McKinsey notes that while horizontal AI use cases (like copilots and chatbots) are scaling, 90% of high-value, vertical AI use cases remain in pilot. For CSPs, this highlights the risk of operational AI experiments being deployed without governance in mission-critical systems, exactly where BSS and OSS decisions have financial, regulatory and customer impact.
Why Traditional Security Models Fall Short
Historically, telecom security focused on infrastructure resilience, network integrity and access control. While still essential, these measures cannot protect decision integrity or process accountability, which are now critical in BSS and OSS.
Agentic AI introduces new exposures: decisions made autonomously, continuously adapting models, and actions that impact revenue and compliance. A lack of embedded governance creates significant operational and regulatory liability for CSPs, as it impairs their ability to justify decision-making.
Embedding Trust into Automation
McKinsey reframes AI security as a coordination challenge, not a technical one. For CSPs, this is most acute in BSS/OSS, where AI decisions can directly affect revenue, customer outcomes and compliance. Trust must be engineered into automation itself.

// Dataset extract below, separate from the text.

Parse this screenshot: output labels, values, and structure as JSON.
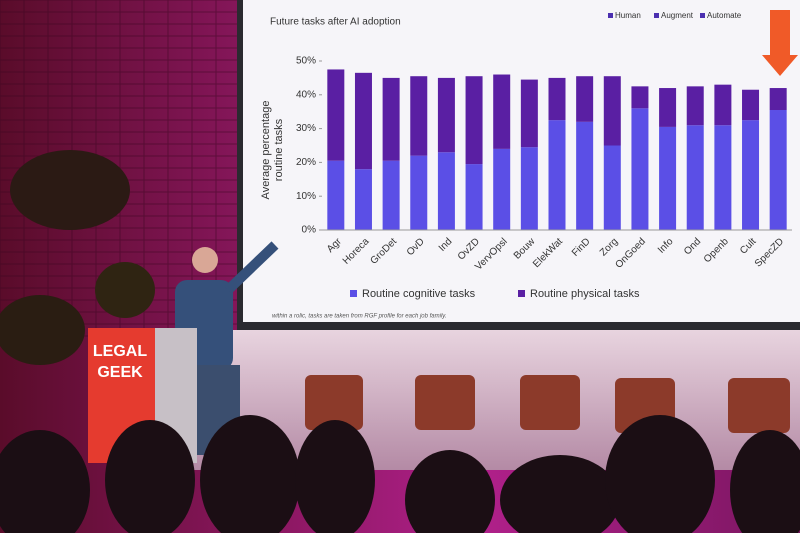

One vendor taking a lead in this area is Cerillion. From its perspective, responsible AI adoption is operational, not theoretical. It requires:
- Explainable AI across billing, credit, and customer interactions
- Policy-driven automation, ensuring AI operates within commercial and regulatory boundaries
- Continuous observability, so every AI action can be audited
- Clear accountability, even as autonomy increases
In these environments, AI does not merely optimise processes, but it also enforces contracts, applies tariffs and resolves disputes. Governance is essential.
Composable AI: A Foundation for Control
As CSPs look to scale AI beyond isolated use cases, a multi-model future is emerging. Operators are beginning to combine vendor-specific tools, domain-specific models and internal engines; however, monolithic platforms risk creating blind spots.
A composable AI approach allows CSPs to:
- Apply consistent governance across diverse AI models
- Limit the authority of individual agents
- Swap or evolve models without destabilising critical processes
- Maintain auditability as AI autonomy grows
Cerillion has highlighted this in practice: composable AI integration enables CSPs to adopt multiple models while maintaining security, auditability and operational control, rather than locking into a single provider or brittle architecture. This approach directly supports McKinsey’s vision of the Agentic AI Mesh by embedding trust and governance into AI-driven workflows.
Composable AI enables CSPs to scale innovation without surrendering control, aligning with the Agentic AI Mesh’s principles.
Closing the Gap: Security as the Enabler of AI Scale
The key insight from McKinsey is clear: security and governance are no longer constraints; they are enablers of sustainable AI adoption. AI maturity is measured not by the number of models deployed, but by the ability to govern autonomous decisions across complex, interconnected systems. Trust, transparency and accountability are now as important as efficiency and performance.
For CSPs, this requires a fundamental shift: from protecting systems to embedding governance directly into AI-driven operations. Cerillion’s perspective is that as AI becomes more agentic, telecom businesses must remain in control, ensuring that every decision, workflow and integration is explainable, compliant and resilient.
The future belongs to organisations that can coordinate AI agents at scale, maintaining operational trust while unlocking the benefits of automation. In telecoms, automation may be inevitable, but trusted automation is a strategic choice.